Get the ‘ducks in a row’ / tidy up the business
Resolve tax issues
Any tax issues requiring agreement with Revenue Commissioners should be resolved and liabilities agreed. Any unresolved tax issues will lead to uncertainty on part of purchaser and their advisor will insist on taking worst case scenario into any valuation calculations. Furthermore the appearance of a company with ‘tidy’ and up to date affairs will lend to attraction whereas the existence of one unresolved issue leads a purchaser to question whether there are any other impending issues.
The sale of an organisation is time-consuming, complicated and stressful. It would be easy to allow day to day business to suffer whilst the sale is being pursued thereby damaging the company’s value. Get your advisory team in place to represent you in dealings with prospective buyers and their representatives and ensure staff are unaffected by the process.
Up to Date Management Information
Audited financial statements are reassuring to a buyer (and their banker) and are the best indictor of future performance of the business Prospective purchasers will look at most recent audited accounts for financial data however comprehensive and timely management accounts will allow them to get a better understanding of the company’s operations and it’s performance since last financial year end. This is particularly important where the company is on significant growth path and value has increased since last year end. Also the availability of management data will give confidence to purchaser that the company is well managed and controlled.
Define Accounting Policies
Management should ensure that accounting policies in use are relevant and practical. The use of any contentious policies for valuation purposes or income recognition will lead to protracted dialogue with interested purchasers and may result in confusion over company value.
Protect Intellectual Property
Any IP within the company should be thoroughly protected. This will assist potential purchasers in assessing the worth of the company and will prevent other parties from exploiting information obtained from sale process.
A professional business valuation for gauging buyer offers, but don’t disclose it, until you get the offers.
Value any property or significant assets
Independent market valuations of any assets such as land or property will assist pricing process.
Consider sale (and leaseback) of any non-essential assets
Remove other assets (such as land) that are not contributing to earning power. Your proceeds will probably be higher and you will improve your financial ratios if you strip away such assets.
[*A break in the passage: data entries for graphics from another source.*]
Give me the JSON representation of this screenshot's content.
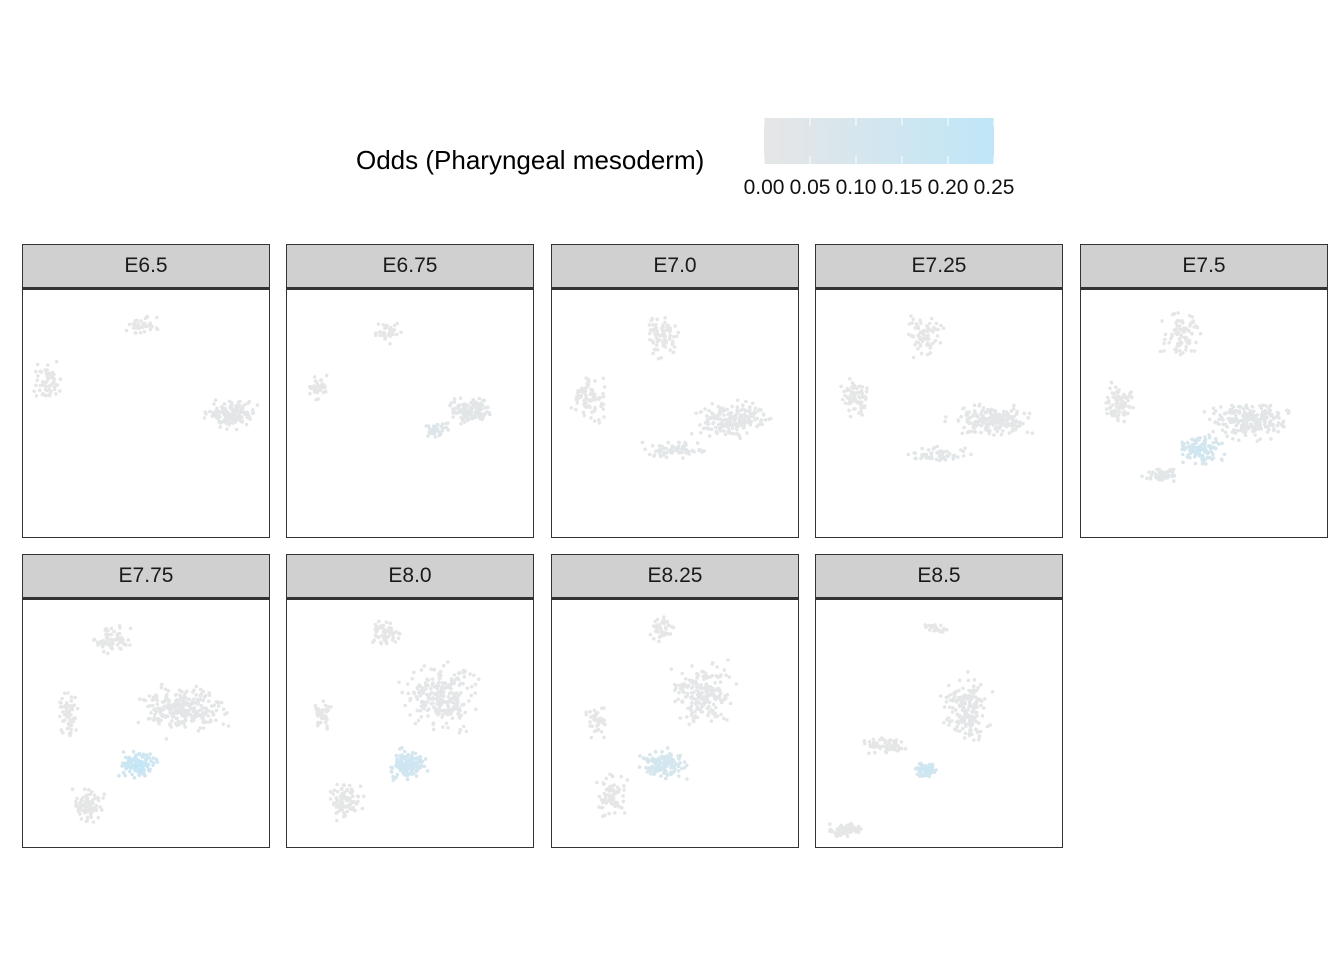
{
  "chart_data": {
    "type": "scatter",
    "legend": {
      "title": "Odds (Pharyngeal mesoderm)",
      "position": "top",
      "scale_min_color": "#e6e6e6",
      "scale_max_color": "#bfe6f8",
      "range": [
        0.0,
        0.25
      ],
      "tick_labels": [
        "0.00",
        "0.05",
        "0.10",
        "0.15",
        "0.20",
        "0.25"
      ]
    },
    "facets": [
      {
        "label": "E6.5",
        "max_odds": 0.06
      },
      {
        "label": "E6.75",
        "max_odds": 0.1
      },
      {
        "label": "E7.0",
        "max_odds": 0.08
      },
      {
        "label": "E7.25",
        "max_odds": 0.08
      },
      {
        "label": "E7.5",
        "max_odds": 0.22
      },
      {
        "label": "E7.75",
        "max_odds": 0.25
      },
      {
        "label": "E8.0",
        "max_odds": 0.22
      },
      {
        "label": "E8.25",
        "max_odds": 0.2
      },
      {
        "label": "E8.5",
        "max_odds": 0.22
      }
    ],
    "grid": false,
    "axes_shown": false
  },
  "colors": {
    "strip_background": "#d0d0d0",
    "border": "#333333",
    "low": "#e6e6e6",
    "high": "#bfe6f8"
  }
}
Many purchasers will not wish to outlay capital for non-essential assets, if any of these can be used on a leased basis consideration should be given to putting appropriate leases in place.
Adopt corporate governance standards applicable to a public company
Owner-managed businesses can cut out some elements of corporate governance as they are not accountable to external shareholders. However prior to sale it will be necessary to start viewing the company from the eyes of prospective purchasers. Implementing corporate governance procedures will assist in this process, management should prepare board papers, document decision making process etc.
Conclusion and recap
When it comes to ‘exit’ – an inevitable outcome for all entrepreneurs and the crystallization of all of the sweat-equity invested – the two most important things to get right at the very earliest stage of the venture, is to decide on which of the two exit objectives you are targeting and how you are going to build the leadership brand position and platform needed to maximise the value realisation or family wealth transfer on exit.
Brand fosters customer loyalty, which in turn generates more reliable earnings and income for a business. Sustainable wealth generation- beyond the time and stewardship of any one CEO, Management Team or Board of Directors – is essential for the prospective buyer of the business. It is also key to the transfer of wealth across generations in family succession.